Chloride conductance in mouse muscle is subject to post-transcriptional compensation of the functional Cl− channel 1 gene dosage

1. In mature mammalian muscle, the muscular chloride channel CIC-1 contributes about 75% of the sarcolemmal resting conductance (G(m)). In mice carrying two defective alleles of the corresponding Clc1 gene, chloride conductance (G(Cl)) is reduced to less than 10% of that of wild-type, and this causes hyperexcitability, the salient feature of the disease myotonia.

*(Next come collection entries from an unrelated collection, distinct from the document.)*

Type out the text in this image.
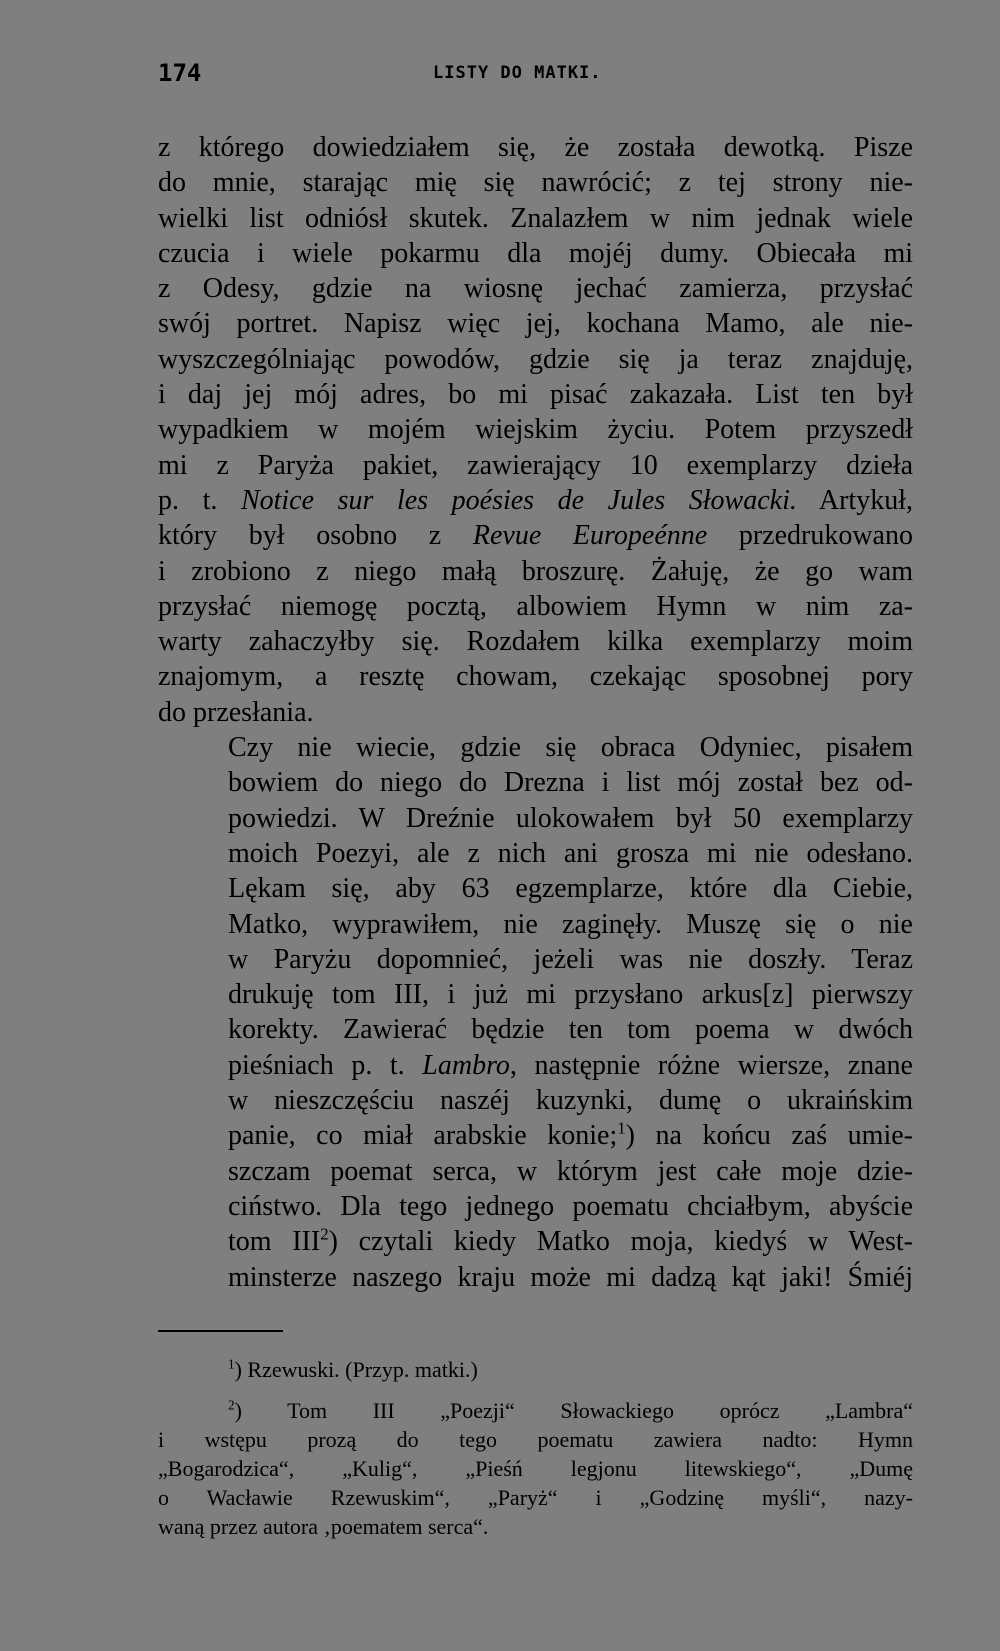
174	LISTY DO MATKI.
z którego dowiedziałem się, że została dewotką. Pisze
do mnie, starając mię się nawrócić; z tej strony nie-
wielki list odniósł skutek. Znalazłem w nim jednak wiele
czucia i wiele pokarmu dla mojéj dumy. Obiecała mi
z Odesy, gdzie na wiosnę jechać zamierza, przysłać
swój portret. Napisz więc jej, kochana Mamo, ale nie-
wyszczególniając powodów, gdzie się ja teraz znajduję,
i daj jej mój adres, bo mi pisać zakazała. List ten był
wypadkiem w mojém wiejskim życiu. Potem przyszedł
mi z Paryża pakiet, zawierający 10 exemplarzy dzieła
p. t. Notice sur les poésies de Jules Słowacki. Artykuł,
który był osobno z Revue Europeénne przedrukowano
i zrobiono z niego małą broszurę. Żałuję, że go wam
przysłać niemogę pocztą, albowiem Hymn w nim za-
warty zahaczyłby się. Rozdałem kilka exemplarzy moim
znajomym, a resztę chowam, czekając sposobnej pory
do przesłania.
Czy nie wiecie, gdzie się obraca Odyniec, pisałem
bowiem do niego do Drezna i list mój został bez od-
powiedzi. W Dreźnie ulokowałem był 50 exemplarzy
moich Poezyi, ale z nich ani grosza mi nie odesłano.
Lękam się, aby 63 egzemplarze, które dla Ciebie,
Matko, wyprawiłem, nie zaginęły. Muszę się o nie
w Paryżu dopomnieć, jeżeli was nie doszły. Teraz
drukuję tom III, i już mi przysłano arkus[z] pierwszy
korekty. Zawierać będzie ten tom poema w dwóch
pieśniach p. t. Lambro, następnie różne wiersze, znane
w nieszczęściu naszéj kuzynki, dumę o ukraińskim
panie, co miał arabskie konie;$^1$) na końcu zaś umie-
szczam poemat serca, w którym jest całe moje dzie-
ciństwo. Dla tego jednego poematu chciałbym, abyście
tom III$^2$) czytali kiedy Matko moja, kiedyś w West-
minsterze naszego kraju może mi dadzą kąt jaki! Śmiéj
$^1$) Rzewuski. (Przyp. matki.)
$^2$) Tom III „Poezji“ Słowackiego oprócz „Lambra“
i wstępu prozą do tego poematu zawiera nadto: Hymn
„Bogarodzica“, „Kulig“, „Pieśń legjonu litewskiego“, „Dumę
o Wacławie Rzewuskim“, „Paryż“ i „Godzinę myśli“, nazy-
waną przez autora ‚poematem serca“.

Potassium conductance (G(K)) values is myotonic mouse muscle fibres are lowered by about 60% compared with wild-type. 2. The defective Clc(adr) allele causes loss of the 4.5 kb ClC-1 mRNA. Mice heterozygous for the defective Clc1(adr) allele contain about 50% functional mRNA in their muscles compared. with homozygous wild-type mice. 3. Despite a halved functional gene dosage, heterozygous muscles display an average G(Cl), which is not significantly different from that of homozygous wild-type animals. The G(K) values in heterozygotes are also indistinguishable from homozygous wild-type animals. 4. These results indicate that a regulatory mechanism acting at the post-transcriptional level limits the density of ClC-1 channels. G(K) is probably indirectly regulated by muscle activity.